At a Glance
- Tasks: Join our data team as an Analytics Engineer, shaping data assets and delivering insights.
- Company: Be part of a forward-thinking company in Leeds, focused on cutting-edge data technologies.
- Benefits: Enjoy flexible working with 3 days in the office and opportunities for professional growth.
- Why this job: Work with innovative tools like Snowflake and Azure, making a real impact on data-driven decisions.
- Qualifications: Experience in analytics engineering, proficiency in SQL, and hands-on with dbt required.
- Other info: UK residents only; no sponsorship available.
My client is looking for an experienced Analytics Engineer to join their expanding data team. They are looking for someone who can work in their Leeds office 3 days per week. You will work with cutting-edge technologies Snowflake, DBT, Azure and Power BI and have the chance to have ownership over projects and shape data assets.
As an Analytics Engineer, you'll collaborate with teams to design and deliver scalable data models that unlock insights across customer, product, and operational domains.
Requirements:
- Proven experience in analytics engineering or BI/data roles with a focus on data modelling and transformation.
- Proficiency in SQL and cloud data platforms like Snowflake or Azure Synapse Analytics.
- Hands-on experience with dbt for developing, testing, and documenting transformations.
- Strong communication skills.
- Ability to build scalable, high-quality systems.
Please Note: This role is for UK residents only. This role does not offer Sponsorship. You must have the right to work in the UK with no restrictions. Some of our roles may be subject to successful background checks including a DBS and Credit Check.
Analytics Engineer employer: CV-Library
Contact Detail:
CV-Library Recruiting Team
StudySmarter Expert Advice 🤫
We think this is how you could land Analytics Engineer
✨Tip Number 1
Familiarise yourself with the specific technologies mentioned in the job description, such as Snowflake, DBT, and Azure. Consider taking online courses or tutorials to enhance your skills and demonstrate your commitment to mastering these tools.
✨Tip Number 2
Network with professionals in the analytics engineering field, especially those who work with the technologies listed. Attend meetups or webinars to connect with potential colleagues and learn about industry trends that could give you an edge.
✨Tip Number 3
Prepare to discuss your previous projects in detail, particularly those involving data modelling and transformation. Be ready to explain your thought process and the impact of your work on business outcomes, as this will showcase your analytical skills.
✨Tip Number 4
Practice your communication skills, as strong communication is essential for this role. Consider mock interviews or discussions with peers to refine how you present complex data concepts in a clear and engaging manner.
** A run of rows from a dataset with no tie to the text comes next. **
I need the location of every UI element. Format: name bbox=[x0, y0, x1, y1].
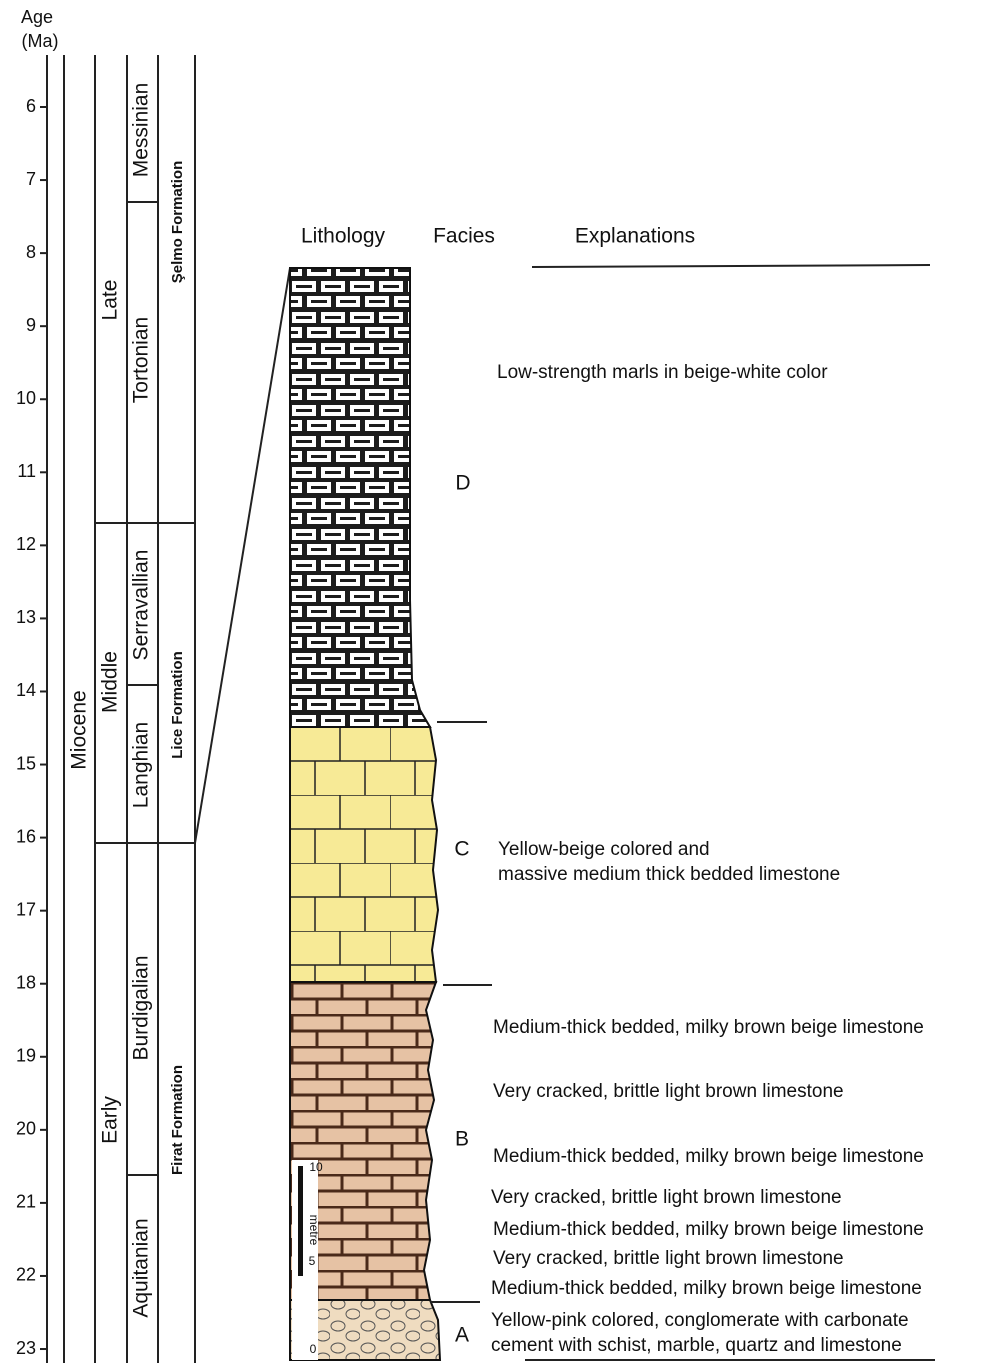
stage: Serravallian bbox=[130, 550, 153, 661]
explanation: Medium-thick bedded, milky brown beige l… bbox=[491, 1278, 922, 1299]
facies-label: A bbox=[455, 1324, 469, 1347]
explanation: Medium-thick bedded, milky brown beige l… bbox=[493, 1017, 924, 1038]
tick-label: 13 bbox=[16, 607, 36, 627]
age-axis: 6 7 8 9 10 11 12 13 14 15 16 17 18 19 20 21 22 23 bbox=[16, 55, 47, 1363]
explanation: Very cracked, brittle light brown limest… bbox=[491, 1187, 842, 1208]
explanation: Yellow-beige colored and bbox=[498, 839, 710, 860]
scale-label: 5 bbox=[309, 1254, 316, 1268]
marl-unit bbox=[290, 268, 430, 727]
stage: Tortonian bbox=[130, 317, 153, 403]
tick-label: 17 bbox=[16, 899, 36, 919]
facies: D C B A bbox=[430, 472, 492, 1347]
tick-label: 7 bbox=[26, 169, 36, 189]
explanation: Yellow-pink colored, conglomerate with c… bbox=[491, 1310, 909, 1331]
facies-label: D bbox=[455, 472, 470, 495]
explanation: Low-strength marls in beige-white color bbox=[497, 362, 828, 383]
tick-label: 21 bbox=[16, 1192, 36, 1212]
tick-label: 16 bbox=[16, 826, 36, 846]
lithology: 10 5 0 metre bbox=[290, 268, 440, 1360]
tick-label: 6 bbox=[26, 96, 36, 116]
tick-label: 12 bbox=[16, 534, 36, 554]
scale-unit: metre bbox=[307, 1215, 321, 1246]
stage: Burdigalian bbox=[130, 955, 153, 1060]
tick-label: 23 bbox=[16, 1338, 36, 1358]
tick-label: 11 bbox=[17, 461, 36, 481]
lithology-header: Lithology bbox=[301, 225, 386, 248]
rule bbox=[532, 265, 930, 267]
age-label: Age bbox=[21, 7, 53, 27]
formation: Lice Formation bbox=[169, 651, 186, 759]
stage: Aquitanian bbox=[130, 1218, 153, 1317]
epoch: Miocene bbox=[68, 690, 91, 769]
age-unit: (Ma) bbox=[22, 31, 59, 51]
tick-label: 8 bbox=[26, 242, 36, 262]
timescale: Miocene Late Middle Early Messinian Tort… bbox=[64, 55, 290, 1363]
explanations-header: Explanations bbox=[575, 225, 695, 248]
stage: Langhian bbox=[130, 722, 153, 808]
tick-label: 15 bbox=[16, 753, 36, 773]
explanation: cement with schist, marble, quartz and l… bbox=[491, 1335, 902, 1356]
explanation: massive medium thick bedded limestone bbox=[498, 864, 840, 885]
facies-label: C bbox=[454, 838, 469, 861]
tick-label: 9 bbox=[26, 315, 36, 335]
explanation: Medium-thick bedded, milky brown beige l… bbox=[493, 1146, 924, 1167]
correlation-line bbox=[195, 268, 290, 843]
subepoch: Early bbox=[99, 1096, 122, 1144]
stage: Messinian bbox=[130, 83, 153, 178]
scale-label: 10 bbox=[309, 1160, 323, 1174]
limestone-unit bbox=[290, 727, 438, 982]
subepoch: Late bbox=[99, 280, 122, 321]
facies-label: B bbox=[455, 1128, 469, 1151]
facies-header: Facies bbox=[433, 225, 495, 248]
subepoch: Middle bbox=[99, 651, 122, 713]
tick-label: 20 bbox=[16, 1119, 36, 1139]
tick-label: 10 bbox=[16, 388, 36, 408]
scale-label: 0 bbox=[310, 1342, 317, 1356]
explanation: Very cracked, brittle light brown limest… bbox=[493, 1248, 844, 1269]
explanation: Very cracked, brittle light brown limest… bbox=[493, 1081, 844, 1102]
stratigraphic-column: Age (Ma) Lithology Facies Explanations 6… bbox=[0, 0, 981, 1363]
tick-label: 14 bbox=[16, 680, 36, 700]
formation: Firat Formation bbox=[169, 1065, 186, 1175]
formation: Şelmo Formation bbox=[169, 161, 186, 284]
scale-bar bbox=[298, 1166, 303, 1276]
explanation: Medium-thick bedded, milky brown beige l… bbox=[493, 1219, 924, 1240]
explanations: Low-strength marls in beige-white color … bbox=[491, 362, 935, 1360]
tick-label: 22 bbox=[16, 1265, 36, 1285]
tick-label: 18 bbox=[16, 972, 36, 992]
tick-label: 19 bbox=[16, 1046, 36, 1066]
We think you need these skills to ace Analytics Engineer
Some tips for your application 🫡
Tailor Your CV: Make sure your CV highlights your experience in analytics engineering and BI/data roles. Emphasise your proficiency in SQL, cloud data platforms like Snowflake or Azure, and your hands-on experience with dbt.
Craft a Compelling Cover Letter: Write a cover letter that showcases your passion for data modelling and transformation. Mention specific projects where you've successfully built scalable systems and how you can contribute to the company's data team.
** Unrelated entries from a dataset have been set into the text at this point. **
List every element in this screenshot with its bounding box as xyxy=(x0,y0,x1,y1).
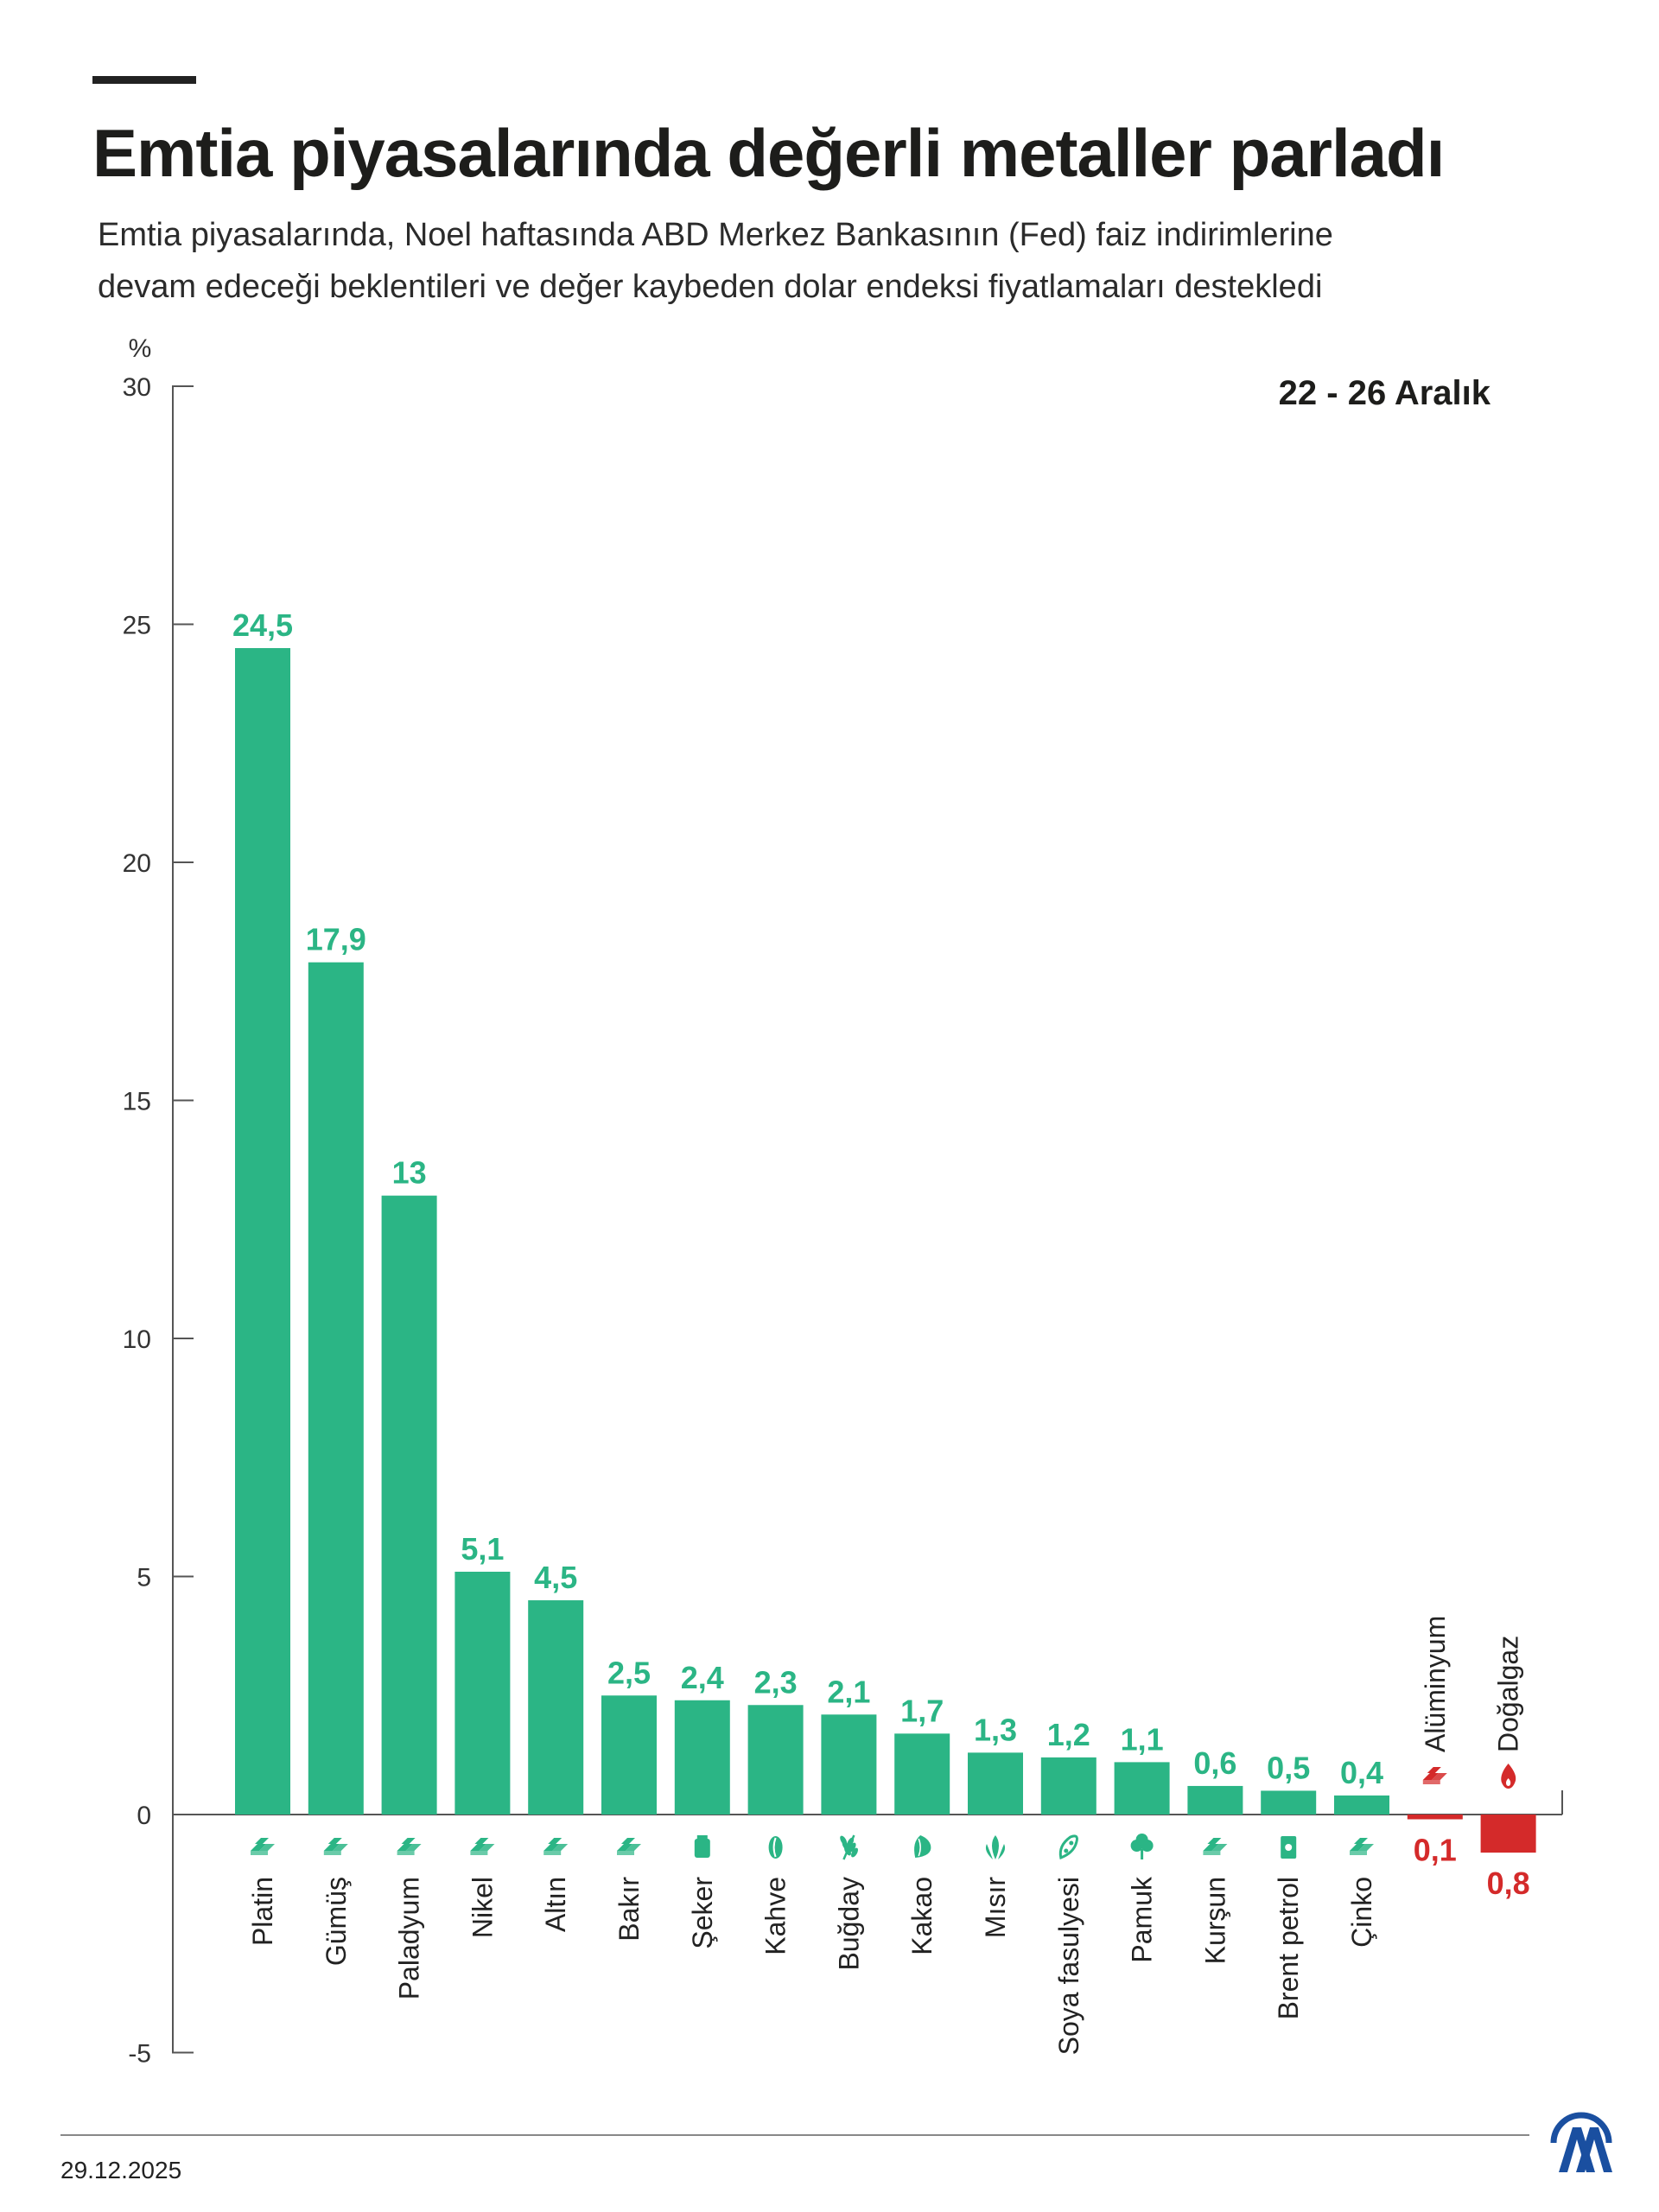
page-subtitle: Emtia piyasalarında, Noel haftasında ABD… xyxy=(98,209,1567,313)
value-label: 1,1 xyxy=(1121,1721,1164,1757)
corn-icon xyxy=(985,1835,1006,1859)
coffee-bean-icon xyxy=(768,1836,783,1859)
y-tick-label: 0 xyxy=(137,1802,151,1830)
soybean-icon xyxy=(1058,1834,1078,1860)
value-label: 2,4 xyxy=(681,1660,724,1695)
axis-layer: 30 25 20 15 10 5 0 -5% xyxy=(123,334,1563,2069)
bar-18 xyxy=(1480,1815,1536,1853)
value-label: 13 xyxy=(392,1155,427,1191)
bar-3 xyxy=(381,1195,437,1815)
footer-rule xyxy=(60,2134,1529,2136)
flame-icon xyxy=(1501,1764,1516,1789)
bar-8 xyxy=(747,1705,804,1815)
bar-9 xyxy=(821,1714,877,1815)
cotton-icon xyxy=(1130,1834,1154,1859)
bar-15 xyxy=(1261,1790,1317,1815)
bar-5 xyxy=(528,1600,584,1815)
value-label: 1,2 xyxy=(1047,1717,1090,1752)
metal-bars-icon xyxy=(397,1838,422,1855)
label-layer: 22 - 26 Aralık 24,5 Platin 17,9 Gümüş 13 Palad… xyxy=(232,374,1530,2055)
period-label: 22 - 26 Aralık xyxy=(1279,374,1491,412)
category-label: Şeker xyxy=(687,1877,718,1949)
bar-12 xyxy=(1040,1757,1096,1815)
category-label: Bakır xyxy=(613,1877,645,1942)
sugar-bag-icon xyxy=(694,1835,710,1858)
category-label: Alüminyum xyxy=(1420,1616,1451,1752)
subtitle-line-2: devam edeceği beklentileri ve değer kayb… xyxy=(98,269,1323,305)
bar-10 xyxy=(894,1733,950,1815)
category-label: Kahve xyxy=(760,1877,791,1955)
publication-date: 29.12.2025 xyxy=(60,2157,182,2183)
y-unit-label: % xyxy=(129,334,152,363)
bar-14 xyxy=(1187,1785,1243,1815)
y-tick-label: 10 xyxy=(123,1325,151,1354)
value-label: 0,6 xyxy=(1193,1745,1236,1781)
y-tick-label: -5 xyxy=(128,2040,151,2069)
bar-chart: 30 25 20 15 10 5 0 -5% 22 - 26 Aralık 24,5 Platin… xyxy=(123,334,1563,2069)
category-label: Kurşun xyxy=(1199,1877,1230,1964)
bar-7 xyxy=(674,1700,730,1815)
category-label: Brent petrol xyxy=(1273,1877,1304,2019)
bar-layer xyxy=(235,648,1536,1853)
metal-bars-icon xyxy=(323,1838,348,1855)
category-label: Paladyum xyxy=(394,1877,425,1999)
value-label: 5,1 xyxy=(461,1531,504,1567)
value-label: 0,5 xyxy=(1267,1750,1310,1785)
value-label: 2,5 xyxy=(607,1655,651,1690)
value-label: 24,5 xyxy=(232,607,293,643)
bar-2 xyxy=(308,962,364,1815)
metal-bars-icon xyxy=(1203,1838,1228,1855)
y-tick-label: 20 xyxy=(123,849,151,878)
bar-16 xyxy=(1334,1795,1389,1815)
bar-11 xyxy=(968,1752,1023,1815)
metal-bars-icon xyxy=(617,1838,641,1855)
category-label: Nikel xyxy=(467,1877,498,1938)
metal-bars-icon xyxy=(1350,1838,1374,1855)
value-label: 0,8 xyxy=(1487,1866,1530,1901)
page-title: Emtia piyasalarında değerli metaller par… xyxy=(92,115,1445,191)
wheat-icon xyxy=(840,1834,858,1860)
value-label: 0,4 xyxy=(1340,1755,1383,1790)
category-label: Soya fasulyesi xyxy=(1053,1877,1084,2055)
bar-4 xyxy=(454,1571,511,1815)
category-label: Doğalgaz xyxy=(1493,1636,1524,1752)
cocoa-icon xyxy=(914,1835,931,1858)
metal-bars-icon xyxy=(251,1838,275,1855)
y-tick-label: 25 xyxy=(123,612,151,640)
category-label: Pamuk xyxy=(1127,1876,1158,1963)
category-label: Gümüş xyxy=(321,1877,352,1966)
bar-17 xyxy=(1407,1815,1463,1820)
value-label: 1,3 xyxy=(974,1712,1017,1747)
y-tick-label: 30 xyxy=(123,373,151,402)
bar-6 xyxy=(601,1695,657,1815)
y-tick-label: 5 xyxy=(137,1564,151,1592)
bar-13 xyxy=(1114,1762,1170,1815)
category-label: Mısır xyxy=(980,1877,1011,1938)
top-accent-rule xyxy=(92,76,196,84)
category-label: Altın xyxy=(540,1877,571,1932)
value-label: 0,1 xyxy=(1414,1833,1457,1868)
value-label: 1,7 xyxy=(900,1693,944,1728)
aa-logo-icon xyxy=(1550,2112,1612,2172)
subtitle-line-1: Emtia piyasalarında, Noel haftasında ABD… xyxy=(98,217,1333,253)
y-tick-label: 15 xyxy=(123,1088,151,1116)
category-label: Platin xyxy=(247,1877,278,1946)
category-label: Çinko xyxy=(1346,1877,1377,1948)
category-label: Buğday xyxy=(833,1877,864,1971)
value-label: 17,9 xyxy=(306,922,366,957)
metal-bars-icon xyxy=(1422,1767,1447,1784)
value-label: 2,1 xyxy=(827,1674,870,1709)
value-label: 4,5 xyxy=(534,1560,577,1595)
metal-bars-icon xyxy=(543,1838,569,1855)
oil-barrel-icon xyxy=(1281,1836,1297,1859)
value-label: 2,3 xyxy=(754,1664,798,1700)
category-label: Kakao xyxy=(906,1877,938,1955)
bar-1 xyxy=(235,648,290,1815)
metal-bars-icon xyxy=(470,1838,495,1855)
Showcase Communication Skills: In your application, provide examples of how you've effectively communicated complex data insights to non-technical stakeholders. This is crucial for collaboration within teams.
Highlight Ownership Experience: Discuss any previous experiences where you took ownership of projects. Detail how you shaped data assets and the impact it had on the organisation, as this aligns with the role's responsibilities.
How to prepare for a job interview at CV-Library
✨Showcase Your Technical Skills
Be prepared to discuss your experience with SQL, Snowflake, and Azure Synapse Analytics. Bring examples of past projects where you used these technologies, and be ready to explain your approach to data modelling and transformation.
✨Demonstrate Your Problem-Solving Abilities
Analytics engineering often involves tackling complex problems. Prepare to share specific instances where you've successfully solved challenges in data analysis or modelling, highlighting your thought process and the impact of your solutions.
✨Communicate Clearly
Strong communication skills are essential for this role. Practice explaining technical concepts in a way that non-technical stakeholders can understand. This will show your ability to collaborate effectively with different teams.
✨Prepare Questions About the Role
Show your interest in the position by preparing thoughtful questions about the company's data strategy, team dynamics, and the technologies they use. This not only demonstrates your enthusiasm but also helps you assess if the role is the right fit for you.